Fragging

Discussion in 'Fragging Techniques' started by connor g, Jan 23, 2012.

  1. connor g

    connor g Member

    So eventually I would like to frag my corrals. But I was wondering, how would I frag a corral ifit he frag plug it came on is glued to the rock? Is there a way to detach it from the rock? And how do I know when they are ready to frag?
     
  2. snakeblitz33

    snakeblitz33 Well-Known Member

    Bone shears and superglue gel.
    Read a good book like Anthony calfo's coral propagation book. There are many fragging techniques and there are many ways of attaching coral to plugs. You just gotta find it in a reference somewhere or even attend a seminar.
    Basically, your asking a general question, asking for a coral specific response.
     
  3. spanko

    spanko Active Member

    I always liked this list as some general rules for coral propagation.

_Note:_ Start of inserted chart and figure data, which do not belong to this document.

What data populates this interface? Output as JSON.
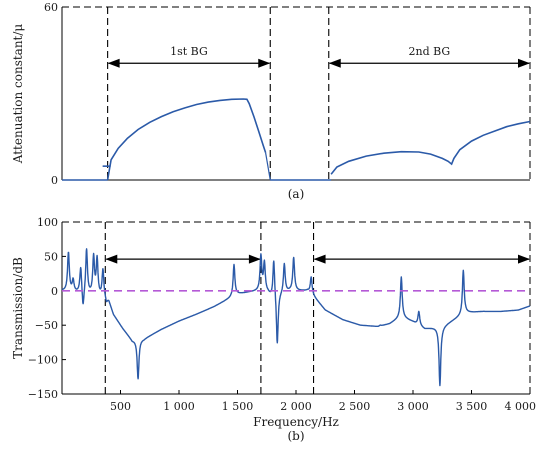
{
  "chart_data": [
    {
      "panel": "(a)",
      "type": "line",
      "ylabel": "Attenuation constant/μ",
      "xlabel": "",
      "xlim": [
        0,
        4000
      ],
      "ylim": [
        0,
        60
      ],
      "yticks": [
        0,
        60
      ],
      "ytick_labels": [
        "0",
        "60"
      ],
      "grid": false,
      "series": [
        {
          "name": "",
          "color": "#2b5aa8",
          "segments": [
            {
              "x": [
                390,
                420,
                480,
                560,
                650,
                750,
                850,
                950,
                1050,
                1150,
                1250,
                1350,
                1450,
                1550,
                1580,
                1600,
                1640,
                1680,
                1720,
                1740
              ],
              "y": [
                0,
                7,
                11,
                14.5,
                17.5,
                20,
                22,
                23.7,
                25,
                26.2,
                27,
                27.6,
                28,
                28.1,
                28,
                26.5,
                22,
                17,
                12,
                9.5
              ]
            },
            {
              "x": [
                2300,
                2350,
                2450,
                2600,
                2750,
                2900,
                3050,
                3150,
                3250,
                3300,
                3330,
                3350,
                3400,
                3500,
                3600,
                3700,
                3800,
                3900,
                4000
              ],
              "y": [
                2,
                4.5,
                6.5,
                8.3,
                9.3,
                9.8,
                9.7,
                9,
                7.5,
                6.5,
                5.5,
                7.5,
                10.5,
                13.5,
                15.5,
                17,
                18.5,
                19.5,
                20.3
              ]
            }
          ]
        }
      ],
      "markers": [
        {
          "x": 390,
          "y": 4.8
        }
      ],
      "vlines": [
        390,
        1780,
        2280
      ],
      "band_arrows": [
        {
          "label": "1st BG",
          "x_from": 390,
          "x_to": 1780,
          "y": 40.5
        },
        {
          "label": "2nd BG",
          "x_from": 2280,
          "x_to": 4000,
          "y": 40.5
        }
      ],
      "top_dashed": true
    },
    {
      "panel": "(b)",
      "type": "line",
      "ylabel": "Transmission/dB",
      "xlabel": "Frequency/Hz",
      "xlim": [
        0,
        4000
      ],
      "ylim": [
        -150,
        100
      ],
      "yticks": [
        -150,
        -100,
        -50,
        0,
        50,
        100
      ],
      "ytick_labels": [
        "−150",
        "−100",
        "−50",
        "0",
        "50",
        "100"
      ],
      "xticks": [
        500,
        1000,
        1500,
        2000,
        2500,
        3000,
        3500,
        4000
      ],
      "xtick_labels": [
        "500",
        "1 000",
        "1 500",
        "2 000",
        "2 500",
        "3 000",
        "3 500",
        "4 000"
      ],
      "grid": false,
      "series": [
        {
          "name": "",
          "color": "#2b5aa8",
          "base": [
            [
              0,
              0
            ],
            [
              150,
              -3
            ],
            [
              300,
              -8
            ],
            [
              370,
              -12
            ],
            [
              400,
              -15
            ],
            [
              440,
              -35
            ],
            [
              520,
              -55
            ],
            [
              600,
              -72
            ],
            [
              700,
              -70
            ],
            [
              850,
              -56
            ],
            [
              1000,
              -44
            ],
            [
              1150,
              -34
            ],
            [
              1300,
              -23
            ],
            [
              1400,
              -14
            ],
            [
              1500,
              -5
            ],
            [
              1600,
              -2
            ],
            [
              1700,
              0
            ],
            [
              1760,
              -3
            ],
            [
              1800,
              -10
            ],
            [
              1850,
              -5
            ],
            [
              1950,
              0
            ],
            [
              2100,
              0
            ],
            [
              2150,
              -8
            ],
            [
              2250,
              -28
            ],
            [
              2400,
              -42
            ],
            [
              2550,
              -50
            ],
            [
              2700,
              -52
            ],
            [
              2800,
              -48
            ],
            [
              2900,
              -38
            ],
            [
              3000,
              -45
            ],
            [
              3100,
              -55
            ],
            [
              3250,
              -52
            ],
            [
              3350,
              -42
            ],
            [
              3450,
              -32
            ],
            [
              3600,
              -30
            ],
            [
              3750,
              -30
            ],
            [
              3900,
              -28
            ],
            [
              4000,
              -22
            ]
          ],
          "peaks": [
            [
              55,
              55
            ],
            [
              95,
              15
            ],
            [
              160,
              35
            ],
            [
              180,
              -32
            ],
            [
              210,
              60
            ],
            [
              270,
              48
            ],
            [
              300,
              45
            ],
            [
              350,
              30
            ],
            [
              380,
              -20
            ],
            [
              1470,
              38
            ],
            [
              1700,
              50
            ],
            [
              1730,
              40
            ],
            [
              1810,
              48
            ],
            [
              1840,
              -82
            ],
            [
              1900,
              40
            ],
            [
              1980,
              48
            ],
            [
              2130,
              20
            ],
            [
              2720,
              -50
            ],
            [
              2900,
              20
            ],
            [
              3050,
              -30
            ],
            [
              3230,
              -138
            ],
            [
              3430,
              30
            ]
          ],
          "valleys": [
            [
              650,
              -128
            ]
          ]
        },
        {
          "name": "",
          "color": "#b55ad6",
          "style": "dashed",
          "x": [
            0,
            4000
          ],
          "y": [
            0,
            0
          ]
        }
      ],
      "vlines": [
        370,
        1700,
        2150
      ],
      "band_arrows": [
        {
          "label": "",
          "x_from": 370,
          "x_to": 1700,
          "y": 46
        },
        {
          "label": "",
          "x_from": 2150,
          "x_to": 4000,
          "y": 46
        }
      ],
      "top_dashed": true
    }
  ]
}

    TEN RULES FOR SUCCESSFUL PROPAGATION OF SOFT CORALS​
    1. Never cut a coral if you believe it is not doing well, even if it is fully expanded and shows the species-specific growth form and growth rate. A suffering coral that has bacterial infections or is being held under bad conditions, such as the wrong lighting, high nitrate/phosphate values or unnatural pH/salinity values, should not be cut because it will very likely not be able to fight off attacking microorganisms.
    2. Soft corals should only be cut using a scalpel or razor blade. Never use scissors because the shearing effect may “squeeze” the tissue and cause it to bruise, which can quickly become infested with microorganisms.
    3. If you produce more than a few fragments, limit yourself to only one species, because the mother corals and the fragments of many species tend to set free large amounts of secretions when their tissue is being cut. Those secretions will partly be distributed in the tank system and can affect the condition of other corals.
    4. If you stock the coral fragments in a bowl or bucket for a while before doing the substrate attachment (because you are still busy creating fragments), make sure the amount of water given to the fragments is sufficient and the temperature remains stable.
    5. If the coral fragments belong to a species that produces plenty of mucus secretions when the tissue is cut, you might have to change the water in the bowl or bucket where you store the fragments. If the concentration of the secretions gets too high, the coral fragments might suffer.
    6. Never keep fragments of different species or genera in the same bowl or bucket. Even though it is just for a short period of time, the secretions released to the water can severely damage each other.
    7. When fragments have been set on the substrate, as much as possible they should not be placed in different environmental conditions with different water values. Though all the corals have a certain ability to adapt to different environmental conditions, the cut coral fragments are severely injured and might be unable to survive under different conditions.
    8. Place the coral fragments under the same spectral light composition and light intensity as the mother coral has been living under. Up to a certain limit the corals can adapt to changes in illumination, but the separation from the main coral has a drastic impact on the coral and the healing process of the tissue, as well as its ability to defend against attacks of microorganisms. It could be fatal if at the same time it has to adjust to different lighting conditions.
    9. If possible, place the fragments with only the same species in a separate tank. This provides the best conditions and the highest survival rates, especially if the mother coral has also been held under those conditions.
    10. Many soft corals tend to develop tissue damage if the newly cut tissue is placed on a substrate without having healed first. It is advisable to keep the fragments unattached in the aquarium for about one or two weeks until the cut tissue has been regenerated and the wound is healed. Provide good lighting and a current that is strong enough to supply oxygen, but does not blow away and relocate the fragments. Some coral species (e.g. Nephthea species) will even try to lift up the cut tissue into the water current, probably to improve the healing process by enhancing the oxygen supply.
    Also go to the first link here. A good list of articles and tutorials.
    http://www.google.com/search?q=Articles+or+Online+Tutorials+on+Propagation&ie=utf-8&oe=utf-8&aq=t&rls=org.mozilla:en-US:eek:fficial&client=firefox-a
     
  4. connor g

    connor g Member

    For a seperate frag tank would a 10 gallon kit that was used as a qt previously? It comes with a hob power filter that I am going to add bio media too. A heater, thermometer, light, hood. I will need to pick up a powerhead because right now all I have for surface agitation in the qt tank is an airstone. I will also make a 2 shelv rack out of egg crate. I will perform a weekly water change of 3-5 gallons to make sure levels are at 0. Please don't bash it's just an idea. I have read of other people doing it successfully.